I couldn’t wait to get out of the house after I graduated from high school. I felt as though I had been held down and stepped on for far too long. I was tired of being told what to do. I was going to do whatever I wanted to do…consequences be damned.
I attended the University of New Brunswick in Fredericton in September of 1990. It didn’t take long to stand out. I was a member of a small group of frosh that the upper classmen took to. Maybe it was because I had a car with a personalized license plate (ugh…I was so cheesy and vain back then). Maybe it was because I was really cool (no…that can’t be it). But for whatever reason, my first week at university was a memorable one and I thought life was finally handing me a winning hand. No more being picked on…no more being the nerd…no more being the guy that was always fighting for attention.
Needless to say, none of that turned out to be true. I was still a nerd (though more a geek or a dork), I was still picked on (based upon my personality, I kinda asked for it) and I was still the guy always fighting for attention.
My Throwback Thursday pic displays my need for attention.
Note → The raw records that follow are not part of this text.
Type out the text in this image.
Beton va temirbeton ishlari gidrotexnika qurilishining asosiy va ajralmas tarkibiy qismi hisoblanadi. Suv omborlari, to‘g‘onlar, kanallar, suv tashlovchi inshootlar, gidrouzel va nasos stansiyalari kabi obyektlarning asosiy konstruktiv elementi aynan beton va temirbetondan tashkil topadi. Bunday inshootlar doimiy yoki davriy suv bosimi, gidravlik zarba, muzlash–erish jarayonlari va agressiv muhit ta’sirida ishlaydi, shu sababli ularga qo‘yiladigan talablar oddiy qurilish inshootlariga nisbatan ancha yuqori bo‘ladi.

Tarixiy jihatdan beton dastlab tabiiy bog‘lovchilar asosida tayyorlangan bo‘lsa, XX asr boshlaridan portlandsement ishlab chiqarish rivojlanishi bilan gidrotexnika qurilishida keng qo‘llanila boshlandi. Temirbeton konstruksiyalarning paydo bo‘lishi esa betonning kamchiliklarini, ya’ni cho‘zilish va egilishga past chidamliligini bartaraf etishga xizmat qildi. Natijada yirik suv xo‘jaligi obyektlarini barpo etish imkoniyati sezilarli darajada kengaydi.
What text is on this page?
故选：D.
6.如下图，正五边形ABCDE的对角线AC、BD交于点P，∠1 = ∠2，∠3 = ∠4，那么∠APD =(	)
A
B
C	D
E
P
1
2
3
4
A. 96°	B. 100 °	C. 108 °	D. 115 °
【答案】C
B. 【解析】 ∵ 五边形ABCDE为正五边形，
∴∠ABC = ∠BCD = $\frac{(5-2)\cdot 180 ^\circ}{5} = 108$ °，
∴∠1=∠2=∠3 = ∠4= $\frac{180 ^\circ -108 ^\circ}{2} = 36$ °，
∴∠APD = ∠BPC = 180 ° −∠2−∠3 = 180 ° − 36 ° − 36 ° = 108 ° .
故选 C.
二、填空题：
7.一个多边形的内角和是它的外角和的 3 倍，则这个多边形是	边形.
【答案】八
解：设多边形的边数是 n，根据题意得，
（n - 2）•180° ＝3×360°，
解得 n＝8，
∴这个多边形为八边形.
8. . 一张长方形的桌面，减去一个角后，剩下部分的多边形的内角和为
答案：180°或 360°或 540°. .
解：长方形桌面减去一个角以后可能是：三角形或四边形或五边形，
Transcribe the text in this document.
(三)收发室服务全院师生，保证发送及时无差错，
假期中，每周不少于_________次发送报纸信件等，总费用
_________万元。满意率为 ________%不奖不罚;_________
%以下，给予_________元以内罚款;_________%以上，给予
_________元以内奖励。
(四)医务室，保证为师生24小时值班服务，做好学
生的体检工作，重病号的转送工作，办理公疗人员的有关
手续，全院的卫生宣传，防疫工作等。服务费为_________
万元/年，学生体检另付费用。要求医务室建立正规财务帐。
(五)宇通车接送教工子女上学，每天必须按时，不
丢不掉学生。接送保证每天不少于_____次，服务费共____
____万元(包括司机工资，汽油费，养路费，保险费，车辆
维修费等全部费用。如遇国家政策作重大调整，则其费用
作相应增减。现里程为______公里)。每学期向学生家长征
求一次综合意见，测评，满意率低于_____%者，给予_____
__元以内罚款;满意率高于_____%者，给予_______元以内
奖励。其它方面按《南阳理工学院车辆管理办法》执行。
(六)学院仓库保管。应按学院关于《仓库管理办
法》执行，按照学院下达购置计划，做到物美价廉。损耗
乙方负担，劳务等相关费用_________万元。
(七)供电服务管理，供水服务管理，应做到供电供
I vaguely remember that it was a Saturday afternoon and I was bored. I went to my dorm floor’s “library” (although I don’t recall ever reading a book while in there) to hang out. I can’t recall the specifics, but one conversation led to another and the next thing I know, I’m building a tower out of books and chairs in an attempt to reach the ceiling.
This was the result:
I actually look proud in that picture; as if this was some great accomplishment. I mean, it’s a memorable photo because WHO DOES THIS?? But yeah…that was me at my first year of university.
I look back at this and really take a look at myself in the picture. I mean…who WAS that guy? What was he all about? What was he thinking about and did he have plans for his future?
The end result has been a happy one, obviously. I’m happier now than I’ve ever been in my life…so I would never want to alter my life history in any way as that would change my present. Still, I can’t help but wonder how my life would have changed if I hadn’t been such a scatter-brained teenager who was ill-equipped to handle the pressure of living at university alone.